The iUTAH Modeling and Data Federation website - data.iutahepscor.org.
BSD 3-Clause "New" or "Revised" License
1 stars 1 forks source link

Duplicate files at several sites #83

Closed AmberSJones closed 7 years ago

AmberSJones commented 7 years ago

I have noticed that duplicate files have been uploaded to both ckan and HydroShare for several sites. The files are typically for 2014 or 2015. When I open the files, it appears that they are the same, but some of them don't have the same number of values, etc. I haven't had a chance to look closely to try to figure out any issues. The sites that I have noticed are all in Logan River: LR_FB_C LR_GC_C LR_MainStreet_BA LR_TG_C LR_Mendon_AA

(I started removing the apparent duplicates from a few of the landing pages before I realized how widespread it was, so they might not all show up). image

fryarludwig commented 7 years ago

Looking into this. The issue may be with an older version of the script being run on someone else's computer, probably as part of testing. The logs on the 'official' version of the uploading script show that no extra files were created on this latest upload, and there are no duplicate files that resemble what we're seeing on CKAN/HydroShare.

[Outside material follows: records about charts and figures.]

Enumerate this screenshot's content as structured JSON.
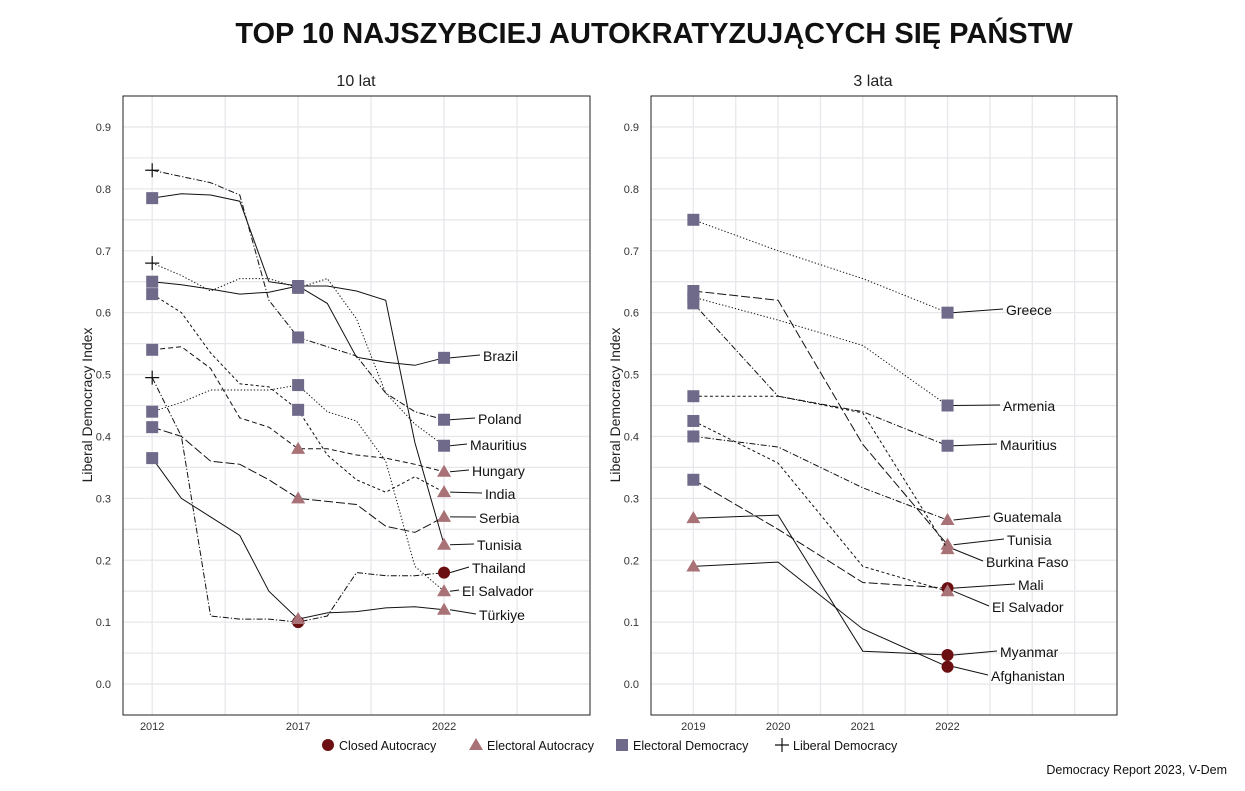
{
  "title": "TOP 10 NAJSZYBCIEJ AUTOKRATYZUJĄCYCH SIĘ PAŃSTW",
  "source": "Democracy Report 2023, V-Dem",
  "regime_colors": {
    "Closed Autocracy": "#6b0f12",
    "Electoral Autocracy": "#a87276",
    "Electoral Democracy": "#6f6a8a",
    "Liberal Democracy": "#111111"
  },
  "legend": [
    {
      "label": "Closed Autocracy",
      "marker": "circle"
    },
    {
      "label": "Electoral Autocracy",
      "marker": "triangle"
    },
    {
      "label": "Electoral Democracy",
      "marker": "square"
    },
    {
      "label": "Liberal Democracy",
      "marker": "plus"
    }
  ],
  "chart_data": [
    {
      "type": "line",
      "title": "10 lat",
      "ylabel": "Liberal Democracy Index",
      "xlabel": "",
      "xticks": [
        2012,
        2017,
        2022
      ],
      "yticks": [
        0.0,
        0.1,
        0.2,
        0.3,
        0.4,
        0.5,
        0.6,
        0.7,
        0.8,
        0.9
      ],
      "xlim": [
        2011,
        2027
      ],
      "ylim": [
        -0.05,
        0.95
      ],
      "grid": true,
      "x": [
        2012,
        2013,
        2014,
        2015,
        2016,
        2017,
        2018,
        2019,
        2020,
        2021,
        2022
      ],
      "marker_years": [
        2012,
        2017,
        2022
      ],
      "series": [
        {
          "name": "Brazil",
          "line_style": "solid",
          "values": [
            0.785,
            0.792,
            0.79,
            0.78,
            0.65,
            0.643,
            0.615,
            0.528,
            0.52,
            0.515,
            0.527
          ],
          "regimes": [
            "Electoral Democracy",
            "Electoral Democracy",
            "Electoral Democracy"
          ]
        },
        {
          "name": "Poland",
          "line_style": "dash-dot",
          "values": [
            0.83,
            0.82,
            0.81,
            0.79,
            0.62,
            0.56,
            0.545,
            0.53,
            0.47,
            0.44,
            0.427
          ],
          "regimes": [
            "Liberal Democracy",
            "Electoral Democracy",
            "Electoral Democracy"
          ]
        },
        {
          "name": "Mauritius",
          "line_style": "dotted",
          "values": [
            0.68,
            0.66,
            0.635,
            0.655,
            0.655,
            0.64,
            0.655,
            0.59,
            0.47,
            0.42,
            0.385
          ],
          "regimes": [
            "Liberal Democracy",
            "Electoral Democracy",
            "Electoral Democracy"
          ]
        },
        {
          "name": "Hungary",
          "line_style": "dashed",
          "values": [
            0.54,
            0.545,
            0.51,
            0.43,
            0.415,
            0.38,
            0.38,
            0.37,
            0.365,
            0.355,
            0.343
          ],
          "regimes": [
            "Electoral Democracy",
            "Electoral Autocracy",
            "Electoral Autocracy"
          ]
        },
        {
          "name": "India",
          "line_style": "short-dash",
          "values": [
            0.63,
            0.6,
            0.535,
            0.485,
            0.48,
            0.443,
            0.37,
            0.33,
            0.31,
            0.335,
            0.31
          ],
          "regimes": [
            "Electoral Democracy",
            "Electoral Democracy",
            "Electoral Autocracy"
          ]
        },
        {
          "name": "Serbia",
          "line_style": "long-dash",
          "values": [
            0.415,
            0.4,
            0.36,
            0.355,
            0.33,
            0.3,
            0.295,
            0.29,
            0.255,
            0.245,
            0.27
          ],
          "regimes": [
            "Electoral Democracy",
            "Electoral Autocracy",
            "Electoral Autocracy"
          ]
        },
        {
          "name": "Tunisia",
          "line_style": "solid",
          "values": [
            0.65,
            0.645,
            0.638,
            0.63,
            0.633,
            0.643,
            0.643,
            0.635,
            0.62,
            0.39,
            0.225
          ],
          "regimes": [
            "Electoral Democracy",
            "Electoral Democracy",
            "Electoral Autocracy"
          ]
        },
        {
          "name": "Thailand",
          "line_style": "dash-dot",
          "values": [
            0.495,
            0.4,
            0.11,
            0.105,
            0.105,
            0.1,
            0.11,
            0.18,
            0.175,
            0.175,
            0.18
          ],
          "regimes": [
            "Liberal Democracy",
            "Closed Autocracy",
            "Closed Autocracy"
          ]
        },
        {
          "name": "El Salvador",
          "line_style": "dotted",
          "values": [
            0.44,
            0.455,
            0.475,
            0.475,
            0.475,
            0.483,
            0.44,
            0.425,
            0.36,
            0.19,
            0.15
          ],
          "regimes": [
            "Electoral Democracy",
            "Electoral Democracy",
            "Electoral Autocracy"
          ]
        },
        {
          "name": "Türkiye",
          "line_style": "solid",
          "values": [
            0.365,
            0.3,
            0.27,
            0.24,
            0.15,
            0.105,
            0.115,
            0.117,
            0.123,
            0.125,
            0.12
          ],
          "regimes": [
            "Electoral Democracy",
            "Electoral Autocracy",
            "Electoral Autocracy"
          ]
        }
      ]
    },
    {
      "type": "line",
      "title": "3 lata",
      "ylabel": "Liberal Democracy Index",
      "xlabel": "",
      "xticks": [
        2019,
        2020,
        2021,
        2022
      ],
      "yticks": [
        0.0,
        0.1,
        0.2,
        0.3,
        0.4,
        0.5,
        0.6,
        0.7,
        0.8,
        0.9
      ],
      "xlim": [
        2018.5,
        2024
      ],
      "ylim": [
        -0.05,
        0.95
      ],
      "grid": true,
      "x": [
        2019,
        2020,
        2021,
        2022
      ],
      "marker_years": [
        2019,
        2022
      ],
      "series": [
        {
          "name": "Greece",
          "line_style": "dotted",
          "values": [
            0.75,
            0.7,
            0.655,
            0.6
          ],
          "regimes": [
            "Electoral Democracy",
            "Electoral Democracy"
          ]
        },
        {
          "name": "Armenia",
          "line_style": "dotted",
          "values": [
            0.625,
            0.588,
            0.547,
            0.45
          ],
          "regimes": [
            "Electoral Democracy",
            "Electoral Democracy"
          ]
        },
        {
          "name": "Mauritius",
          "line_style": "dash-dot",
          "values": [
            0.615,
            0.465,
            0.44,
            0.385
          ],
          "regimes": [
            "Electoral Democracy",
            "Electoral Democracy"
          ]
        },
        {
          "name": "Guatemala",
          "line_style": "dash-dot",
          "values": [
            0.4,
            0.383,
            0.317,
            0.265
          ],
          "regimes": [
            "Electoral Democracy",
            "Electoral Autocracy"
          ]
        },
        {
          "name": "Tunisia",
          "line_style": "long-dash",
          "values": [
            0.635,
            0.62,
            0.387,
            0.225
          ],
          "regimes": [
            "Electoral Democracy",
            "Electoral Autocracy"
          ]
        },
        {
          "name": "Burkina Faso",
          "line_style": "short-dash",
          "values": [
            0.465,
            0.465,
            0.438,
            0.218
          ],
          "regimes": [
            "Electoral Democracy",
            "Electoral Autocracy"
          ]
        },
        {
          "name": "Mali",
          "line_style": "long-dash",
          "values": [
            0.33,
            0.25,
            0.164,
            0.155
          ],
          "regimes": [
            "Electoral Democracy",
            "Closed Autocracy"
          ]
        },
        {
          "name": "El Salvador",
          "line_style": "short-dash",
          "values": [
            0.425,
            0.357,
            0.19,
            0.15
          ],
          "regimes": [
            "Electoral Democracy",
            "Electoral Autocracy"
          ]
        },
        {
          "name": "Myanmar",
          "line_style": "solid",
          "values": [
            0.268,
            0.273,
            0.053,
            0.047
          ],
          "regimes": [
            "Electoral Autocracy",
            "Closed Autocracy"
          ]
        },
        {
          "name": "Afghanistan",
          "line_style": "solid",
          "values": [
            0.19,
            0.197,
            0.089,
            0.028
          ],
          "regimes": [
            "Electoral Autocracy",
            "Closed Autocracy"
          ]
        }
      ]
    }
  ]
}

As a side note, I can have the script remove the duplicates from HS automatically, but that functionality isn't built into the CKAN side of the tool.

I'll let you know when I find out more.

fryarludwig commented 7 years ago

Duplicate files on HydroShare were removed. HydroShare's duplicate-file naming scheme is FileName_random_chars.Extension, which accounted for about half the duplicates. The other half were Windows (Mac too?) style, with a sequential number in parenthesis. I've also updated the code in iUtahUtilities and merged with Master, so we should make sure we only use the newest version of that when mass-uploading iUtah GAMUT's raw data.

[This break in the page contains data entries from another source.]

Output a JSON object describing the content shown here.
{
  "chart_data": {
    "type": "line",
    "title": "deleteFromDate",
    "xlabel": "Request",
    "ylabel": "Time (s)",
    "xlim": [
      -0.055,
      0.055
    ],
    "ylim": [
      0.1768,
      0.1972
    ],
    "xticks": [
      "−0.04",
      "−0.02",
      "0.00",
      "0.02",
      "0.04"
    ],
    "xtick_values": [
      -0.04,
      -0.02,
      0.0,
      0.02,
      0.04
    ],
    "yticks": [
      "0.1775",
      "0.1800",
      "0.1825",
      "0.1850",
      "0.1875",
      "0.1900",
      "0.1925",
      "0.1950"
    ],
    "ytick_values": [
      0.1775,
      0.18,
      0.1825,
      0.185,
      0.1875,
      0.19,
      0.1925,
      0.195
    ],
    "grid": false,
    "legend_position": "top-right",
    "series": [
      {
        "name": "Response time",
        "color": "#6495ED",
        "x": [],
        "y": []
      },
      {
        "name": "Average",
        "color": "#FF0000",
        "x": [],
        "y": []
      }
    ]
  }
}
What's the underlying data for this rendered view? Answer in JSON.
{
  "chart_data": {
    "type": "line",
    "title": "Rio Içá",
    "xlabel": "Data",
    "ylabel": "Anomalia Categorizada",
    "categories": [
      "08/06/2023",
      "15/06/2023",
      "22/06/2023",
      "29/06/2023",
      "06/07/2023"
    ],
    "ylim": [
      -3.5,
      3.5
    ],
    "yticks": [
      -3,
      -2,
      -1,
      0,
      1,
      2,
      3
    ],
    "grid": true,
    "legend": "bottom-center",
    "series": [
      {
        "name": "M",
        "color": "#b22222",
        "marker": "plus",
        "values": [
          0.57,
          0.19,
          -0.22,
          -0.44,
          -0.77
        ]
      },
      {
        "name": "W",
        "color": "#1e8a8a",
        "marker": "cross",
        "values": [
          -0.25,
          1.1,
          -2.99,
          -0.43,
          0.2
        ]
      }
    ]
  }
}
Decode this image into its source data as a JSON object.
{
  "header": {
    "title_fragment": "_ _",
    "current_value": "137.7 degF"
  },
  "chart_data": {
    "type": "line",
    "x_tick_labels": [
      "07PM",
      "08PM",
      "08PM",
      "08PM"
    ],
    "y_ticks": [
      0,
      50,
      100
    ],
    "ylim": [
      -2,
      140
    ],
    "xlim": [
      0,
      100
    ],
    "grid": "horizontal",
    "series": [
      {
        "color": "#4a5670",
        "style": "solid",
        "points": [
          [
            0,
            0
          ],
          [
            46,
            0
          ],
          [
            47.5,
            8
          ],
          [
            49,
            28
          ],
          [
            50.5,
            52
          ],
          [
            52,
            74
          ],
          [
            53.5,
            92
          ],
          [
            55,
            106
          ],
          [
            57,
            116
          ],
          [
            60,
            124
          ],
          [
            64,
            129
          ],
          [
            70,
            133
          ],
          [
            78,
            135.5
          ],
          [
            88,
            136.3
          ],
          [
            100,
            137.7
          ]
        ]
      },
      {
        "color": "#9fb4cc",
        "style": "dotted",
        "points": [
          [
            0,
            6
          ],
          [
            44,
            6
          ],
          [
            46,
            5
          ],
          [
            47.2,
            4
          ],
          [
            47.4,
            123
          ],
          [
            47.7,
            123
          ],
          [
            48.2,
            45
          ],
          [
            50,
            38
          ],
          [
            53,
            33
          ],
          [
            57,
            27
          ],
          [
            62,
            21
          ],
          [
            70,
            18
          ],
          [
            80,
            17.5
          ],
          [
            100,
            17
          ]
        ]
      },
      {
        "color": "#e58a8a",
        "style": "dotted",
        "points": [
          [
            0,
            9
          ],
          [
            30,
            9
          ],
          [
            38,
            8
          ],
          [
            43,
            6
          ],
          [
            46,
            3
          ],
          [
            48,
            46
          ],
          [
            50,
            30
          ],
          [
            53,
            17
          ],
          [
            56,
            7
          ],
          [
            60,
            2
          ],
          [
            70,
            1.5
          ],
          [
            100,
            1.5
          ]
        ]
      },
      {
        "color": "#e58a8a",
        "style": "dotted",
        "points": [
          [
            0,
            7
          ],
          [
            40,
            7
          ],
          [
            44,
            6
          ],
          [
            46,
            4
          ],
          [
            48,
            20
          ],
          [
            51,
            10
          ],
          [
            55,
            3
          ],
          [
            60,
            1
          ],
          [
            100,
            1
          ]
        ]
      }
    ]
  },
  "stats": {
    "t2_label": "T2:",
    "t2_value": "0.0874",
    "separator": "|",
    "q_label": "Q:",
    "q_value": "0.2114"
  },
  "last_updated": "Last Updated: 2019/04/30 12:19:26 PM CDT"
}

CKAN is still in the current state, and makes a bit less sense to me. The duplicate files show they were last updated in Jan. 2015. I can create an automated way to remove the duplicates if you want, or they can be removed manually.

AmberSJones commented 7 years ago

I'm not too worried about ckan, but I want to make sure that the HydroShare side of things is clean and correct. Do you have any sort of check enabled to make sure that this doesn't crop up again?

I'll close the issue.

fryarludwig commented 7 years ago

I pushed a version to master that removes duplicates of each file it uploads to HydroShare by default. This won't completely fix the issue if it crops up again, but it'll make sure the latest versions of our data never have duplicates.